Immigration directorate director Lin Homer also said "one further serious offence" had been committed by one of the freed foreigners since December.

All 1013 foreign ex-prisoners had been considered for deportation, with 163 having now been deported, she said.

Officials want to deport a futher 512, while 31 cases were rejected by courts.

In 275 cases officials had decided not to seek deportation, with the remainder still in jail or on remand, Ms Homer said in a statement.

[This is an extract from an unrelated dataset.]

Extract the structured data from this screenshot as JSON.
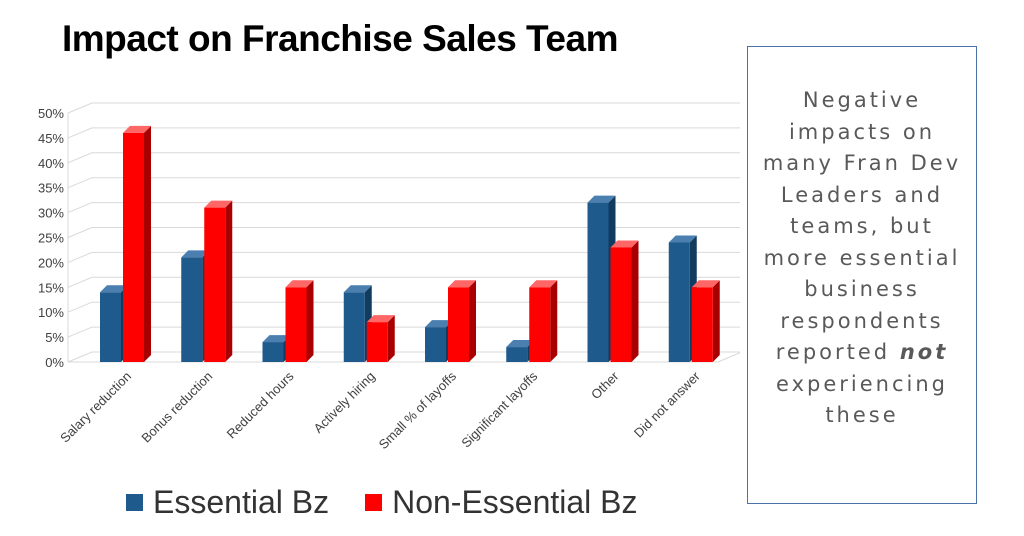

The prisoner deportation row led to Charles Clarke's sacking as home secretary in May last year, with John Reid taking over.

Legal 'frustrations'

Of the 28 offenders on the run, one is from the "most serious" category - convicted of either murder, manslaughter, rape and child sex offences - and 27 are considered "more serious", convicted of other violent offences and sex attacks.

Officials said a large number of individuals had "frustrated" the deportation process using last-minute legal barriers.

Ms Homer also disclosed £55,000 had been paid, since 1 April 2006, in compensation to nine foreign prisoners held in custody beyond their sentence while awaiting deportation.

She said she hoped any risk of repeating similar mistakes had been minimised.

Minimising risk

"Typically, compensation has been paid out in these cases due to technical deficiencies around serving the detainee with appropriate legal documents.

"We have reviewed our processes and I am confident we are minimising the risks of such failures reoccurring."

Appearing before the Commons Home Affairs committee, Home Office minister Joan Ryan said that she believed almost all the most serious cases of crimes committed by Britons in Europe have now been recorded onto the Police National Computer.

It emerged in early January that the criminal details, including cases of Britons who had committed rape and murder abroad, had not been entered on the police computer used to checked when people apply to work with vulnerable groups, such as children.

Criminal backlog

Ms Ryan said the home secretary had asked the Association of Chief Police Officers (ACPO) to clear the backlog within three months.

Extra resources were being provided to deal with the problem and a wide ranging review looking at data collection and data exchange is underway.

She admitted there were issues to be resolved over the exchange of information on the release date of Britons convicted abroad.

Ms Ryan also admitted that safeguards for workers from outside the EU who come to Britain to work in schools or hospitals are not as strong as for those from EU countries.

She said: "It would be wrong to give the impression that this is risk-free."